Anti-populist message: A good president should join forces with other representatives, listen to specialist, and make compromises to do what is best for this country, even when it goes against the will of the people.
Survey respondents also received partisan cues to measure voters’ populist attitudes. Participants who self-identified as Democrat or Republican were more likely to agree with a populist or anti-populist messages when those messages came from a Democrat or Republican candidate.
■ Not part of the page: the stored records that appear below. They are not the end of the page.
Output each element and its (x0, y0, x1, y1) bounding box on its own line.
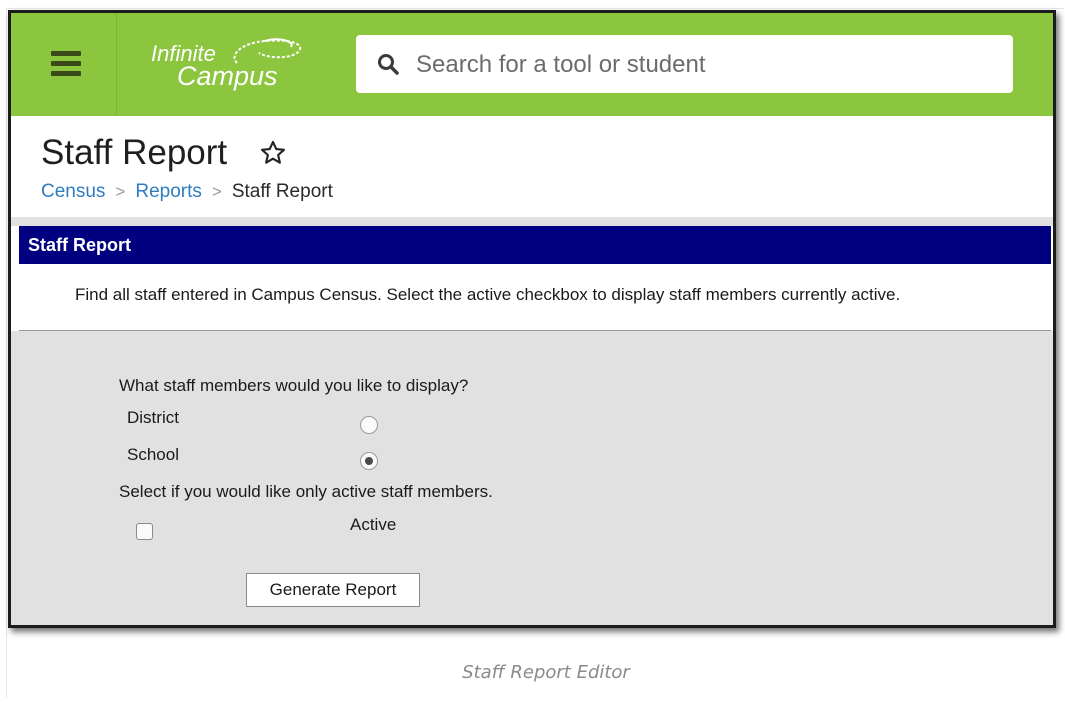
report-header-title: Staff Report (28, 235, 131, 255)
description-text: Find all staff entered in Campus Census.… (75, 285, 901, 304)
breadcrumb-reports[interactable]: Reports (135, 181, 202, 202)
chevron-right-icon: > (115, 182, 126, 201)
report-header: Staff Report (19, 226, 1051, 264)
search-input[interactable] (414, 47, 998, 83)
question-active-label: Select if you would like only active sta… (119, 482, 493, 501)
image-caption: Staff Report Editor (462, 662, 630, 683)
active-label: Active (350, 515, 397, 534)
separator-band (11, 217, 1053, 226)
top-bar: Infinite Campus (11, 13, 1053, 116)
hamburger-menu-icon[interactable] (11, 13, 117, 116)
school-radio[interactable] (360, 452, 378, 470)
breadcrumb-current: Staff Report (231, 181, 333, 202)
active-checkbox[interactable] (136, 523, 153, 540)
breadcrumb-census[interactable]: Census (41, 181, 105, 202)
option-district-label: District (127, 408, 179, 427)
outer-border-left (6, 8, 7, 698)
report-description: Find all staff entered in Campus Census.… (19, 264, 1051, 331)
chevron-right-icon: > (211, 182, 222, 201)
star-outline-icon[interactable] (259, 139, 287, 167)
logo-line2: Campus (177, 61, 278, 91)
search-box[interactable] (356, 35, 1013, 93)
breadcrumb: Census > Reports > Staff Report (41, 181, 333, 203)
district-radio[interactable] (360, 416, 378, 434)
search-icon (378, 54, 399, 75)
option-school-label: School (127, 445, 179, 464)
outer-border-top (6, 8, 1064, 9)
report-form: What staff members would you like to dis… (11, 331, 1053, 625)
question-display-label: What staff members would you like to dis… (119, 376, 469, 395)
page-title: Staff Report (41, 133, 228, 172)
generate-report-button[interactable]: Generate Report (246, 573, 420, 607)
page-header: Staff Report Census > Reports > Staff Report (11, 116, 1053, 217)
screenshot-frame: Infinite Campus Staff Report Census > Repo… (8, 10, 1056, 628)
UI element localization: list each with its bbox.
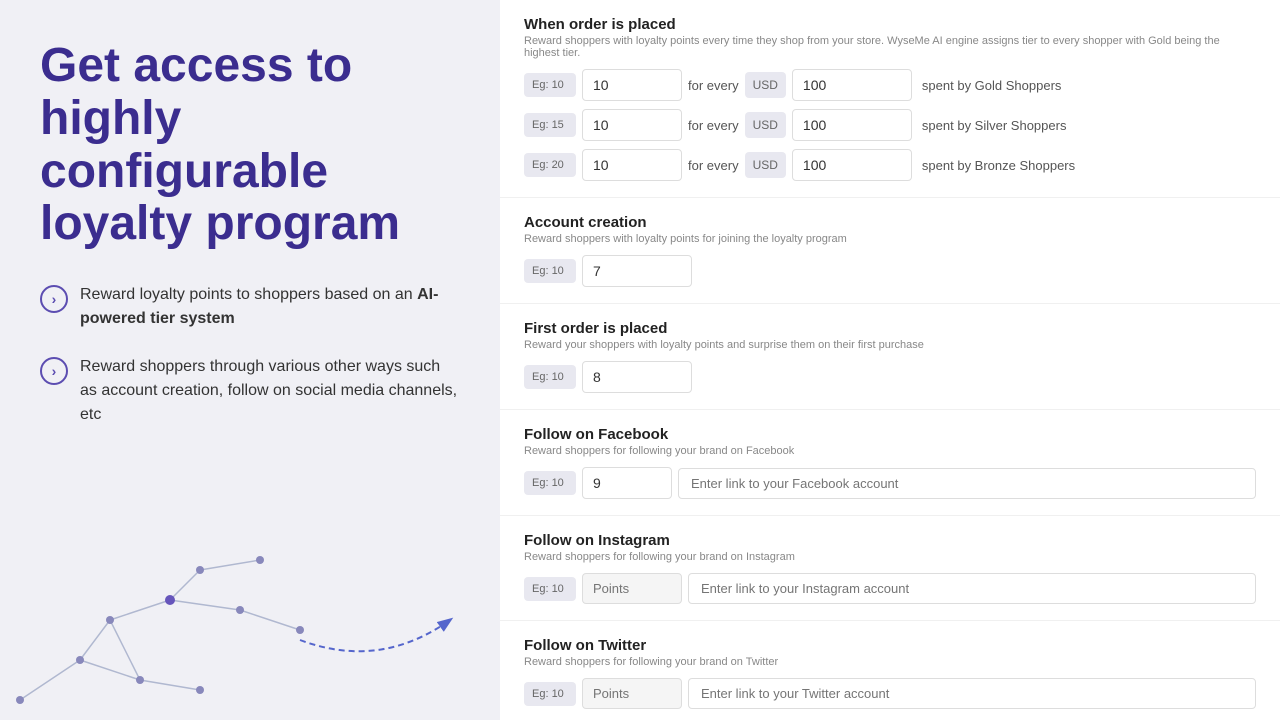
amount-input-silver[interactable]	[792, 109, 912, 141]
for-every-gold: for every	[688, 78, 739, 93]
section-subtitle-twitter: Reward shoppers for following your brand…	[524, 656, 1256, 668]
tier-label-bronze: spent by Bronze Shoppers	[922, 158, 1075, 173]
feature-text-1: Reward loyalty points to shoppers based …	[80, 283, 460, 331]
feature-text-2: Reward shoppers through various other wa…	[80, 355, 460, 427]
section-title-instagram: Follow on Instagram	[524, 532, 1256, 549]
for-every-bronze: for every	[688, 158, 739, 173]
points-input-twitter[interactable]	[582, 678, 682, 709]
reward-row-first-order: Eg: 10	[524, 361, 1256, 393]
reward-row-silver: Eg: 15 for every USD spent by Silver Sho…	[524, 109, 1256, 141]
section-title-account: Account creation	[524, 214, 1256, 231]
right-panel: When order is placed Reward shoppers wit…	[500, 0, 1280, 720]
points-input-silver[interactable]	[582, 109, 682, 141]
amount-input-bronze[interactable]	[792, 149, 912, 181]
points-input-bronze[interactable]	[582, 149, 682, 181]
for-every-silver: for every	[688, 118, 739, 133]
reward-row-gold: Eg: 10 for every USD spent by Gold Shopp…	[524, 69, 1256, 101]
section-twitter: Follow on Twitter Reward shoppers for fo…	[500, 621, 1280, 720]
points-input-account[interactable]	[582, 255, 692, 287]
example-badge-instagram: Eg: 10	[524, 577, 576, 601]
points-input-first-order[interactable]	[582, 361, 692, 393]
chevron-right-icon-2: ›	[40, 357, 68, 385]
section-title-facebook: Follow on Facebook	[524, 426, 1256, 443]
section-subtitle-instagram: Reward shoppers for following your brand…	[524, 551, 1256, 563]
instagram-url-input[interactable]	[688, 573, 1256, 604]
points-input-instagram[interactable]	[582, 573, 682, 604]
twitter-url-input[interactable]	[688, 678, 1256, 709]
example-badge-bronze: Eg: 20	[524, 153, 576, 177]
example-badge-twitter: Eg: 10	[524, 682, 576, 706]
section-facebook: Follow on Facebook Reward shoppers for f…	[500, 410, 1280, 516]
social-row-instagram: Eg: 10	[524, 573, 1256, 604]
section-subtitle-account: Reward shoppers with loyalty points for …	[524, 233, 1256, 245]
reward-row-account: Eg: 10	[524, 255, 1256, 287]
example-badge-facebook: Eg: 10	[524, 471, 576, 495]
amount-input-gold[interactable]	[792, 69, 912, 101]
section-title-first-order: First order is placed	[524, 320, 1256, 337]
tier-label-silver: spent by Silver Shoppers	[922, 118, 1067, 133]
reward-row-bronze: Eg: 20 for every USD spent by Bronze Sho…	[524, 149, 1256, 181]
section-title-twitter: Follow on Twitter	[524, 637, 1256, 654]
example-badge-account: Eg: 10	[524, 259, 576, 283]
section-when-order-placed: When order is placed Reward shoppers wit…	[500, 0, 1280, 198]
hero-title: Get access to highly configurable loyalt…	[40, 40, 460, 251]
points-input-facebook[interactable]	[582, 467, 672, 499]
left-panel: Get access to highly configurable loyalt…	[0, 0, 500, 720]
tier-label-gold: spent by Gold Shoppers	[922, 78, 1061, 93]
currency-badge-silver: USD	[745, 112, 786, 138]
section-first-order: First order is placed Reward your shoppe…	[500, 304, 1280, 410]
feature-item-1: › Reward loyalty points to shoppers base…	[40, 283, 460, 331]
example-badge-first-order: Eg: 10	[524, 365, 576, 389]
section-account-creation: Account creation Reward shoppers with lo…	[500, 198, 1280, 304]
currency-badge-bronze: USD	[745, 152, 786, 178]
section-subtitle-when-order: Reward shoppers with loyalty points ever…	[524, 35, 1256, 59]
feature-item-2: › Reward shoppers through various other …	[40, 355, 460, 427]
chevron-right-icon: ›	[40, 285, 68, 313]
facebook-url-input[interactable]	[678, 468, 1256, 499]
currency-badge-gold: USD	[745, 72, 786, 98]
points-input-gold[interactable]	[582, 69, 682, 101]
example-badge-gold: Eg: 10	[524, 73, 576, 97]
section-subtitle-first-order: Reward your shoppers with loyalty points…	[524, 339, 1256, 351]
social-row-facebook: Eg: 10	[524, 467, 1256, 499]
example-badge-silver: Eg: 15	[524, 113, 576, 137]
section-instagram: Follow on Instagram Reward shoppers for …	[500, 516, 1280, 621]
network-decoration	[0, 520, 500, 720]
section-subtitle-facebook: Reward shoppers for following your brand…	[524, 445, 1256, 457]
social-row-twitter: Eg: 10	[524, 678, 1256, 709]
section-title-when-order: When order is placed	[524, 16, 1256, 33]
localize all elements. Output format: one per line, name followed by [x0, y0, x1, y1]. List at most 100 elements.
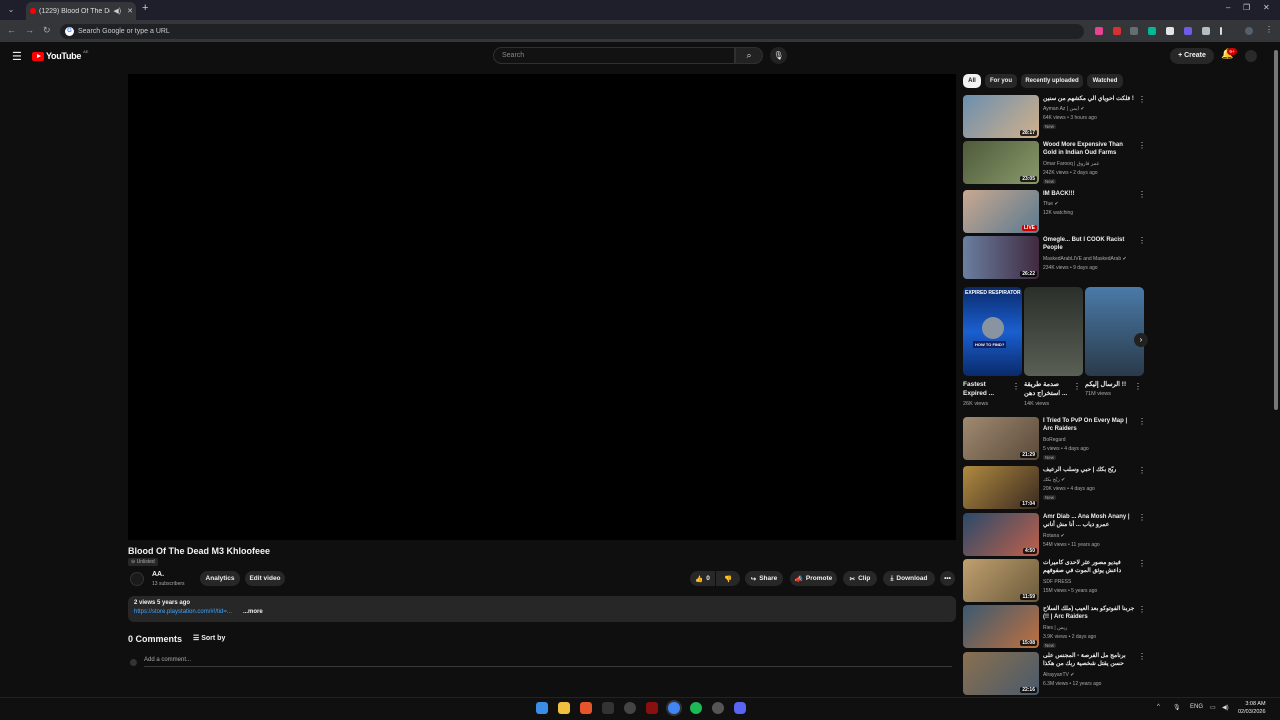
share-button[interactable]: ↪ Share — [745, 571, 783, 586]
chip-all[interactable]: All — [963, 74, 981, 88]
sidebar-video[interactable]: 11:59 فيديو مصور عثر لاحدى كاميرات داعش … — [963, 559, 1148, 603]
network-icon[interactable]: ▭ — [1210, 704, 1216, 711]
forward-arrow-icon[interactable]: → — [25, 25, 34, 35]
channel-name[interactable]: BoRegard — [1043, 437, 1143, 443]
discord-icon[interactable] — [734, 702, 746, 714]
download-button[interactable]: ⤓ Download — [883, 571, 935, 586]
tab-search-button[interactable]: ⌄ — [5, 4, 17, 16]
video-title[interactable]: Wood More Expensive Than Gold in Indian … — [1043, 141, 1135, 157]
short-thumbnail[interactable]: EXPIRED RESPIRATOR HOW TO FIND? — [963, 287, 1022, 376]
account-avatar[interactable] — [1245, 50, 1257, 62]
description-link[interactable]: https://store.playstation.com/#!/tid=... — [134, 609, 232, 615]
menu-dots-icon[interactable]: ⋮ — [1138, 190, 1146, 199]
video-thumbnail[interactable]: 11:59 — [963, 559, 1039, 602]
profile-avatar[interactable] — [1245, 27, 1253, 35]
chrome-icon[interactable] — [668, 702, 680, 714]
menu-dots-icon[interactable]: ⋮ — [1138, 513, 1146, 522]
brave-browser-icon[interactable] — [580, 702, 592, 714]
video-title[interactable]: فلكت احوياي الي مكشهم من سنين ! — [1043, 95, 1135, 103]
video-title[interactable]: I Tried To PvP On Every Map | Arc Raider… — [1043, 417, 1135, 433]
sidebar-video[interactable]: 4:50 Amr Diab ... Ana Mosh Anany | عمرو … — [963, 513, 1148, 557]
channel-name[interactable]: Tfue ✔ — [1043, 201, 1143, 207]
spotify-icon[interactable] — [690, 702, 702, 714]
short-thumbnail[interactable] — [1024, 287, 1083, 376]
reload-icon[interactable]: ↻ — [43, 25, 51, 36]
short-thumbnail[interactable] — [1085, 287, 1144, 376]
video-title[interactable]: Omegle... But I COOK Racist People — [1043, 236, 1135, 252]
speaker-icon[interactable]: ◀) — [113, 7, 121, 15]
video-thumbnail[interactable]: 23:05 — [963, 141, 1039, 184]
channel-name[interactable]: Ayman Az | أيمن ✔ — [1043, 106, 1143, 112]
video-thumbnail[interactable]: 26:22 — [963, 236, 1039, 279]
sidebar-video[interactable]: 28:17 فلكت احوياي الي مكشهم من سنين ! Ay… — [963, 95, 1148, 139]
menu-dots-icon[interactable]: ⋮ — [1134, 382, 1142, 391]
channel-avatar[interactable] — [130, 572, 144, 586]
create-button[interactable]: + Create — [1170, 48, 1214, 64]
microphone-icon[interactable]: 🎙 — [770, 47, 787, 64]
browser-tab[interactable]: (1229) Blood Of The Dead M ◀) ✕ — [26, 2, 136, 20]
video-thumbnail[interactable]: 17:04 — [963, 466, 1039, 509]
address-bar[interactable]: G Search Google or type a URL — [60, 24, 1084, 39]
channel-name[interactable]: Rotana ✔ — [1043, 533, 1143, 539]
video-thumbnail[interactable]: 22:16 — [963, 652, 1039, 695]
channel-name[interactable]: MaskedArabLIVE and MaskedArab ✔ — [1043, 256, 1143, 262]
menu-dots-icon[interactable]: ⋮ — [1265, 25, 1273, 34]
dislike-button[interactable]: 👎 — [716, 571, 740, 586]
sidebar-video[interactable]: 17:04 ريّح بكك | حبي وسلب الرعيف ريّح بك… — [963, 466, 1148, 510]
extension-icon[interactable] — [1148, 27, 1156, 35]
promote-button[interactable]: 📣 Promote — [790, 571, 837, 586]
video-thumbnail[interactable]: LIVE — [963, 190, 1039, 233]
analytics-button[interactable]: Analytics — [200, 571, 240, 586]
short-title[interactable]: الرسال إليكم !! — [1085, 380, 1133, 389]
close-window-button[interactable]: ✕ — [1263, 3, 1270, 12]
sidebar-video[interactable]: 15:08 جربنا الفوتوكو بعد العيب (ملك السل… — [963, 605, 1148, 649]
add-comment-input[interactable]: Add a comment... — [144, 657, 952, 667]
app-icon[interactable] — [602, 702, 614, 714]
close-tab-icon[interactable]: ✕ — [127, 7, 133, 15]
page-scrollbar-thumb[interactable] — [1274, 50, 1278, 410]
extensions-puzzle-icon[interactable] — [1202, 27, 1210, 35]
video-thumbnail[interactable]: 21:29 — [963, 417, 1039, 460]
extension-icon[interactable] — [1095, 27, 1103, 35]
like-button[interactable]: 👍 0 — [690, 571, 715, 586]
minimize-button[interactable]: – — [1226, 3, 1230, 12]
video-title[interactable]: ريّح بكك | حبي وسلب الرعيف — [1043, 466, 1135, 474]
video-title[interactable]: جربنا الفوتوكو بعد العيب (ملك السلاح !!)… — [1043, 605, 1135, 621]
file-explorer-icon[interactable] — [558, 702, 570, 714]
chip-recently-uploaded[interactable]: Recently uploaded — [1021, 74, 1083, 88]
app-icon[interactable] — [712, 702, 724, 714]
show-more-button[interactable]: ...more — [243, 609, 263, 615]
edit-video-button[interactable]: Edit video — [245, 571, 285, 586]
short-title[interactable]: صدمة طريقة استخراج دهن ... — [1024, 380, 1072, 398]
app-icon[interactable] — [624, 702, 636, 714]
menu-dots-icon[interactable]: ⋮ — [1138, 466, 1146, 475]
search-icon[interactable]: ⌕ — [735, 47, 763, 64]
youtube-logo[interactable]: YouTube AE — [32, 49, 88, 61]
tray-overflow-icon[interactable]: ^ — [1157, 704, 1160, 710]
sidebar-video[interactable]: 21:29 I Tried To PvP On Every Map | Arc … — [963, 417, 1148, 461]
system-clock[interactable]: 3:08 AM 02/03/2026 — [1238, 700, 1266, 716]
video-title[interactable]: فيديو مصور عثر لاحدى كاميرات داعش يوثق ا… — [1043, 559, 1135, 575]
video-thumbnail[interactable]: 4:50 — [963, 513, 1039, 556]
channel-name[interactable]: ريّح بكك ✔ — [1043, 477, 1143, 483]
menu-dots-icon[interactable]: ⋮ — [1073, 382, 1081, 391]
windows-start-icon[interactable] — [536, 702, 548, 714]
video-thumbnail[interactable]: 28:17 — [963, 95, 1039, 138]
menu-dots-icon[interactable]: ⋮ — [1138, 652, 1146, 661]
sidebar-video[interactable]: 22:16 برنامج مل الفرصة - المجنس على حسن … — [963, 652, 1148, 696]
back-arrow-icon[interactable]: ← — [7, 25, 16, 35]
channel-name[interactable]: Omar Farooq | عمر فاروق — [1043, 161, 1143, 167]
channel-name[interactable]: AlrayyanTV ✔ — [1043, 672, 1143, 678]
search-input[interactable]: Search — [493, 47, 735, 64]
volume-icon[interactable]: ◀) — [1222, 704, 1229, 711]
microphone-icon[interactable]: 🎙 — [1173, 704, 1181, 711]
channel-name[interactable]: AA. — [152, 571, 164, 578]
new-tab-button[interactable]: + — [142, 2, 148, 14]
chevron-right-icon[interactable]: › — [1134, 333, 1148, 347]
channel-name[interactable]: Ries | ريس — [1043, 625, 1143, 631]
chip-watched[interactable]: Watched — [1087, 74, 1123, 88]
language-indicator[interactable]: ENG — [1190, 704, 1203, 710]
sidebar-video[interactable]: 23:05 Wood More Expensive Than Gold in I… — [963, 141, 1148, 185]
hamburger-menu-icon[interactable]: ☰ — [12, 50, 22, 63]
chip-for-you[interactable]: For you — [985, 74, 1017, 88]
“The argument predicts that a Republican or Democrat voter opposes a populist or anti-populist message if it comes from a Democrat or Republican leader, but supports that same message if informed that it is supported by their Republican or Democrat leader,” Ferrari said.
Political scientists have demonstrated that many voters tend to support some policies not because of the policy content, but because leaders of their favorite party advocate those policies. For example, a voter who is not necessarily anti-immigrant can support stringent anti-immigration policies if the candidate of their favorite party expresses a strong position in that direction. Ferrari demonstrates that the same logic applies to voters’ support for populist ideas: voters are not necessarily populists, but many appear to support populist ideas because of their party attachment.
It's a top-down political strategy, instead of a people to party approach. The study focused on presidential elections, but its results can be generalized for state and local elections too, Ferrari said.
Ferrari said several lessons can be learned from this research.
“Ideally, people should be more conscious, should pay more attention to what their leaders say,” Ferrari said. “Much of this is contingent acceptance of political identities. There is a danger of party identity, of having blindfolded followers of leaders who can disregard democratic procedures.”